President & CEO outlines initiatives, acquisitions, and priorities for firm. Explains why he thinks Canadian investors will be resilient despite rough water ahead
Franklin Templeton Canada is in a state of constant evolution. Duane Green, President & CEO of Franklin Templeton Canada, explained that his firm has met the rapidly changing demands of Canadian investors and advisors in an uncertain market by forcing themselves to evolve. Through acquisitions, refinement, and proactive communication the firm is transforming itself with the goal of delivering better service and outcomes to advisors and investors.
That process isn’t easy. Green notes that as Franklin Templeton has expanded its operations and offerings globally, the firm’s Canadian arm has had to be selective and targeted in rolling out funds that they believe can have the greatest impact. Rather than forcing advisors to drink out of a fire hose with constant product launches and endless variations of the same strategy, he has focused on a core group of strategies filling an acute need.
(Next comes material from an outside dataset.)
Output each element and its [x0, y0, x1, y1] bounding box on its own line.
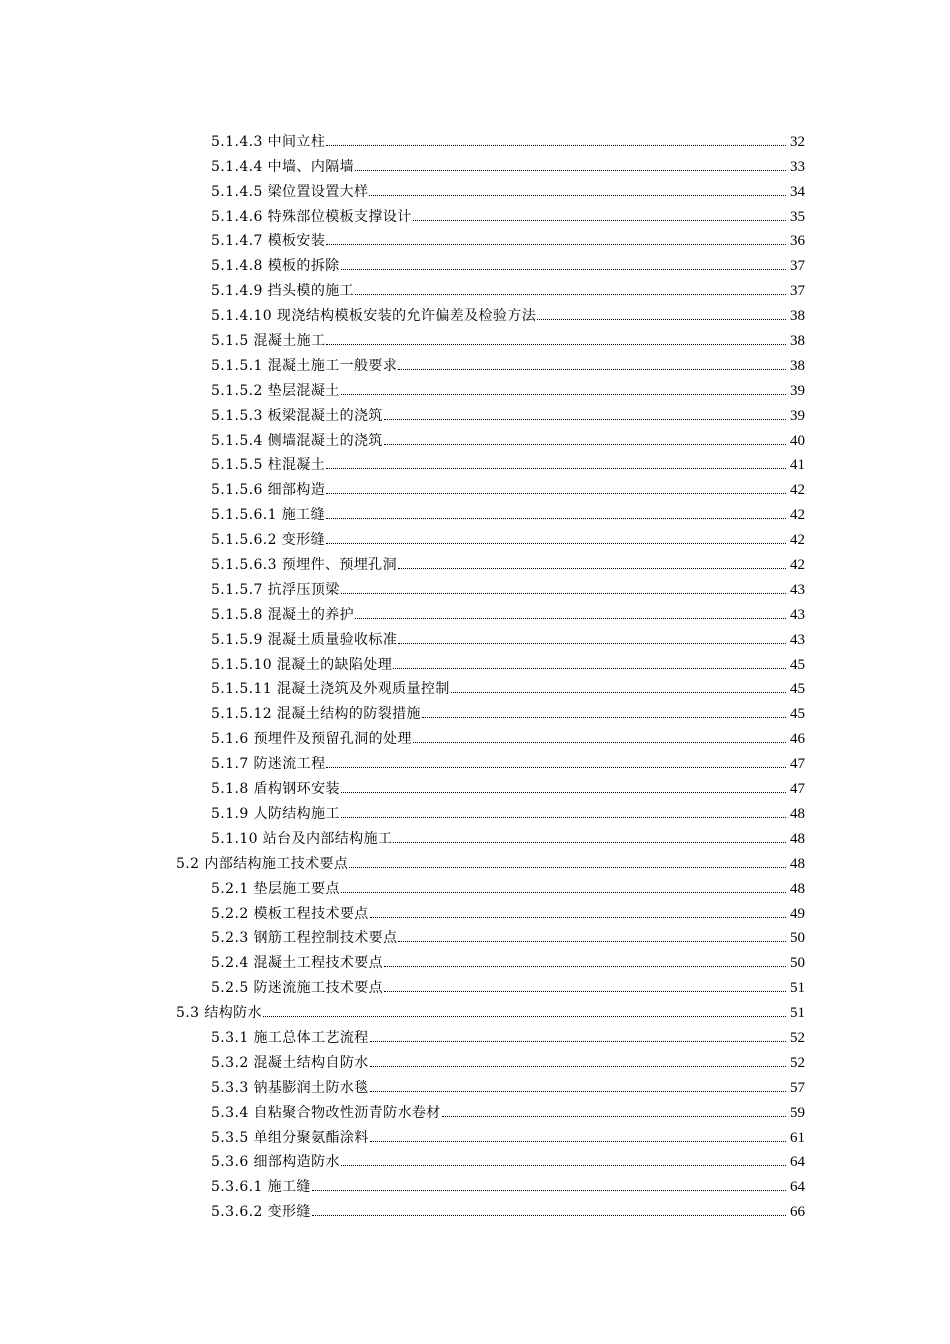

“I think we’d all agree that going into 2020, every manager in Canada had way too much product proliferation,” Green says. “While it’s hard to close things once you open them we had to really look and objectively ask if we needed as many funds as we did…Now going forward we can be really selective in terms of the capabilities we bring into the Canadian market.”
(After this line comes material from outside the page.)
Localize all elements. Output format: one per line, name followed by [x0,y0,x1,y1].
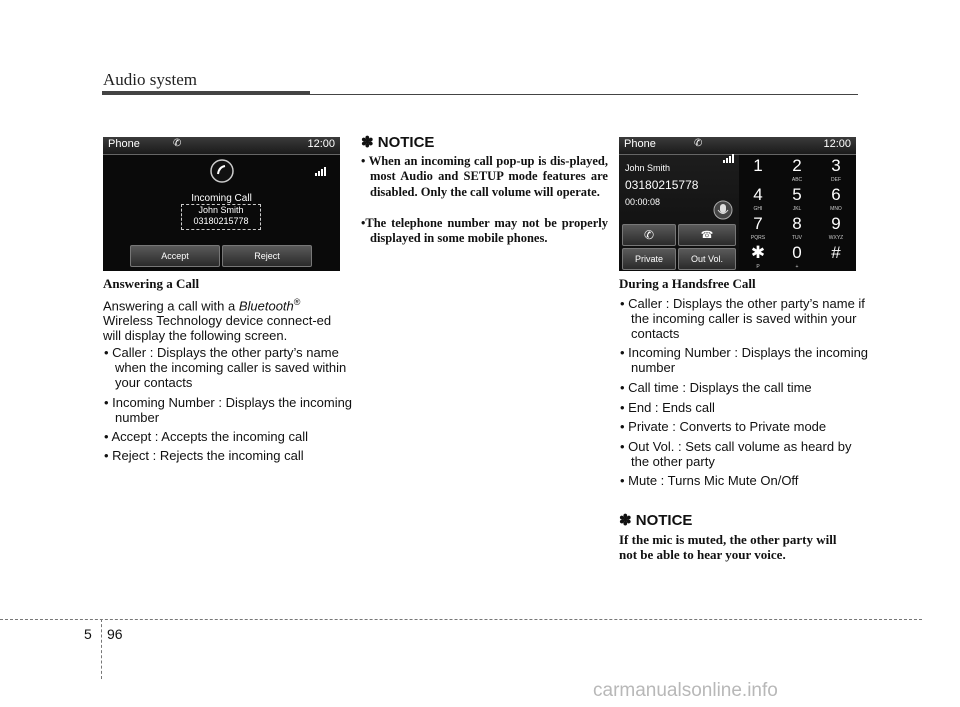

Green’s emphasis now in the firm’s marketing and outreach to advisors is in capabilities rather than products. For example, a partner firm might come to Franklin asking for a specific strategy. Green says they can build that strategy into a fund, hand it to their client, and leave it at that — without launching a retail version. That gives Franklin’s clients the ability to differentiate their offerings and means Franklin can grow their AUM without clogging the market with a slew of new products every other week.
“This is the ultimate definition of partnership in our business,” Green says. “I think the term partnership is bandied about pretty liberally, but this is a situation where you see a true win-win.”
Franklin can take that marketing approach in large part because their capabilities have expanded in recent years. That process began with the acquisition of Legg Mason in July of 2020, which came with a huge stable of specialist investment managers capable of building a far wider range of strategies for Canadian wealth management firms.
Franklin followed that up with the acquisition of Lexington, a private equity manager, and Alcentra, a private credit manager that is part of Benefit Street Partners. Those two acquisitions have added to Franklin’s global alternatives platform, which now manages over $300 billion. That scale is reflected in Franklin’s thought leadership, and the deep knowledge their specialized investment teams can offer on specific subjects and areas advisors may need to understand. While that’s only a fraction of Franklin Templeton’s $1.4 trillion USD in assets under management, Green notes that an alts platform of their scale is a “force to be reckoned with.”
What all this amounts to, Green says, is that Franklin Templeton Canada can now be more creative in their collaborations with Canadian advisors, at a time when Canadian investors need creativity.
Green sees how tough markets have been for investors and advisors to navigate. Turbulence on markets has been mirrored by growing instability in global security and geopolitics. Canadian investors are worried as war, inflation, and recession fears knock noisily on their doors. In the face of those challenges, Green believes that Canadians will show resilience because they tend to be well advised. He sees natural market cycles at work in this turbulence, and notes that good advisors will be delivering the same context to their worried clients. His task, now, is to demonstrate to advisors that the capabilities Franklin Templeton has built can help them in these turbulent times.
“We’re focused on re-engaging with the advisory community, especially with those advisors that maybe have known us from several years ago when we were really just Templeton and our business was some international equity, some domestic equity and domestic fixed income,” Green says. “Those are still good capabilities, but there’s a lot more to who we are now in the Canadian market. As we reengage with advisors we’re not asking them to add another partner for one or two strategies, but to show them our capabilities and give advisors the ability to really build robust portfolios by picking from the best of the best of what we have on offer.”